The Archdiocese of Chicago plans to have all parochial schools in the Chicago-area learn about and discuss the events, Cardinal Blase Cupich told the Chicago Tribune.
“I think we need an educational piece in our parishes, in our schools, in our religious education,” he told the outlet, reasoning that, “Racism is taught. Nobody is born with it.”
Though the specific curriculum has yet to be established, it will be rooted in the Bible.
“It’s bringing the Gospel to this issue,” Cupich said, adding that “some of the history around this” will also likely need to be broached.

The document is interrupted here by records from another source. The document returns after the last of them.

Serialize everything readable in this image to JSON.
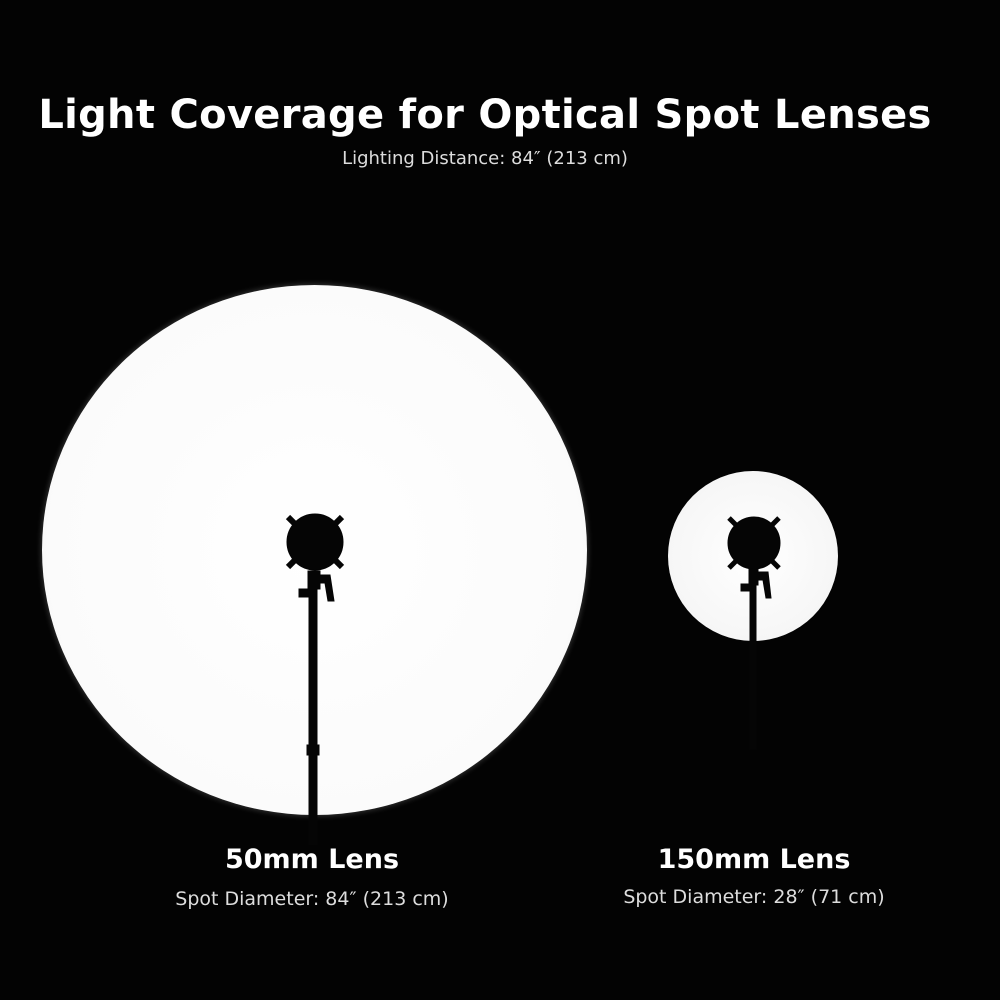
{
  "header": {
    "title": "Light Coverage for Optical Spot Lenses",
    "subtitle": "Lighting Distance: 84″ (213 cm)"
  },
  "lenses": [
    {
      "name": "50mm Lens",
      "spot": "Spot Diameter: 84″ (213 cm)"
    },
    {
      "name": "150mm Lens",
      "spot": "Spot Diameter: 28″ (71 cm)"
    }
  ],
  "colors": {
    "background": "#030303",
    "spot": "#ffffff",
    "text": "#ffffff"
  }
}
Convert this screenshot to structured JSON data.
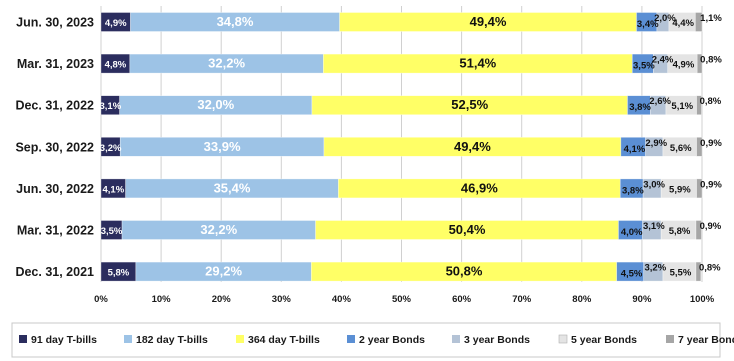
{
  "chart_data": {
    "type": "bar",
    "orientation": "horizontal",
    "stacked": "percent",
    "categories": [
      "Jun. 30, 2023",
      "Mar. 31, 2023",
      "Dec. 31, 2022",
      "Sep. 30, 2022",
      "Jun. 30, 2022",
      "Mar. 31, 2022",
      "Dec. 31, 2021"
    ],
    "series": [
      {
        "name": "91 day T-bills",
        "color": "#2b2d5e",
        "label_color": "#ffffff",
        "values": [
          4.9,
          4.8,
          3.1,
          3.2,
          4.1,
          3.5,
          5.8
        ],
        "labels": [
          "4,9%",
          "4,8%",
          "3,1%",
          "3,2%",
          "4,1%",
          "3,5%",
          "5,8%"
        ]
      },
      {
        "name": "182 day T-bills",
        "color": "#9dc3e6",
        "label_color": "#ffffff",
        "values": [
          34.8,
          32.2,
          32.0,
          33.9,
          35.4,
          32.2,
          29.2
        ],
        "labels": [
          "34,8%",
          "32,2%",
          "32,0%",
          "33,9%",
          "35,4%",
          "32,2%",
          "29,2%"
        ]
      },
      {
        "name": "364 day T-bills",
        "color": "#ffff66",
        "label_color": "#111111",
        "values": [
          49.4,
          51.4,
          52.5,
          49.4,
          46.9,
          50.4,
          50.8
        ],
        "labels": [
          "49,4%",
          "51,4%",
          "52,5%",
          "49,4%",
          "46,9%",
          "50,4%",
          "50,8%"
        ]
      },
      {
        "name": "2 year Bonds",
        "color": "#5b8fd4",
        "label_color": "#111111",
        "values": [
          3.4,
          3.5,
          3.8,
          4.1,
          3.8,
          4.0,
          4.5
        ],
        "labels": [
          "3,4%",
          "3,5%",
          "3,8%",
          "4,1%",
          "3,8%",
          "4,0%",
          "4,5%"
        ]
      },
      {
        "name": "3 year Bonds",
        "color": "#b4c3d6",
        "label_color": "#111111",
        "values": [
          2.0,
          2.4,
          2.6,
          2.9,
          3.0,
          3.1,
          3.2
        ],
        "labels": [
          "2,0%",
          "2,4%",
          "2,6%",
          "2,9%",
          "3,0%",
          "3,1%",
          "3,2%"
        ]
      },
      {
        "name": "5 year Bonds",
        "color": "#e4e4e4",
        "label_color": "#111111",
        "values": [
          4.4,
          4.9,
          5.1,
          5.6,
          5.9,
          5.8,
          5.5
        ],
        "labels": [
          "4,4%",
          "4,9%",
          "5,1%",
          "5,6%",
          "5,9%",
          "5,8%",
          "5,5%"
        ]
      },
      {
        "name": "7 year Bonds",
        "color": "#a6a6a6",
        "label_color": "#111111",
        "values": [
          1.1,
          0.8,
          0.8,
          0.9,
          0.9,
          0.9,
          0.8
        ],
        "labels": [
          "1,1%",
          "0,8%",
          "0,8%",
          "0,9%",
          "0,9%",
          "0,9%",
          "0,8%"
        ]
      }
    ],
    "xlim": [
      0,
      100
    ],
    "x_ticks": [
      "0%",
      "10%",
      "20%",
      "30%",
      "40%",
      "50%",
      "60%",
      "70%",
      "80%",
      "90%",
      "100%"
    ],
    "grid": true,
    "legend_position": "bottom"
  }
}
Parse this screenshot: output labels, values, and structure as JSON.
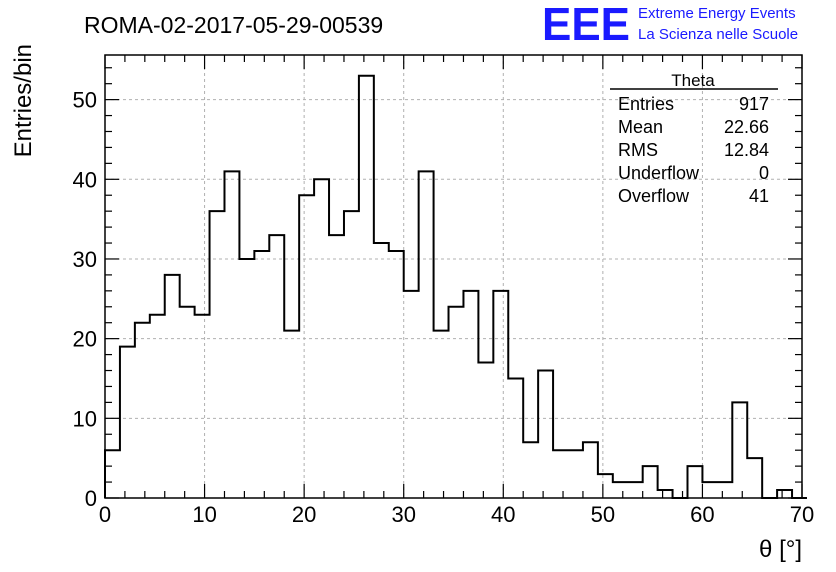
{
  "chart_data": {
    "type": "histogram",
    "title": "ROMA-02-2017-05-29-00539",
    "xlabel": "θ [°]",
    "ylabel": "Entries/bin",
    "xlim": [
      0,
      70
    ],
    "ylim": [
      0,
      55.6
    ],
    "x_ticks": [
      0,
      10,
      20,
      30,
      40,
      50,
      60,
      70
    ],
    "y_ticks": [
      0,
      10,
      20,
      30,
      40,
      50
    ],
    "grid": true,
    "bin_width": 1.5,
    "bin_start": 0,
    "values": [
      6,
      19,
      22,
      23,
      28,
      24,
      23,
      36,
      41,
      30,
      31,
      33,
      21,
      38,
      40,
      33,
      36,
      53,
      32,
      31,
      26,
      41,
      21,
      24,
      26,
      17,
      26,
      15,
      7,
      16,
      6,
      6,
      7,
      3,
      2,
      2,
      4,
      1,
      0,
      4,
      2,
      2,
      12,
      5,
      0,
      1,
      0
    ],
    "stats_box": {
      "title": "Theta",
      "rows": [
        {
          "label": "Entries",
          "value": "917"
        },
        {
          "label": "Mean",
          "value": "22.66"
        },
        {
          "label": "RMS",
          "value": "12.84"
        },
        {
          "label": "Underflow",
          "value": "0"
        },
        {
          "label": "Overflow",
          "value": "41"
        }
      ]
    }
  },
  "logo": {
    "text": "EEE",
    "line1": "Extreme Energy Events",
    "line2": "La Scienza nelle Scuole",
    "color": "#1a1aff"
  },
  "colors": {
    "line": "#000000",
    "grid": "#b0b0b0"
  }
}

Floyd, a 46-year-old unarmed black man, was killed last week during an arrest for a non-violent crime when a white Minneapolis police officer knelt on his neck for nearly nine minutes.
His death — along with the police killing of 26-year-old EMT Breonna Taylor in March and the fatal shooting of 25-year-old Ahmaud Arbery as he jogged in a Georgia neighborhood in February — spurred a new wave of Black Lives Matter protests around the globe, and calls to end police brutality.
Cupich though wants this moment to unite people rather than divide them.
“Rather than Republic and Democrat, rather than people who are different races, whether or not you’re a politician or a policeman, we all have to come together,” he said. “There’s a dysfunction in the human family, and we’ve got to deal with it.”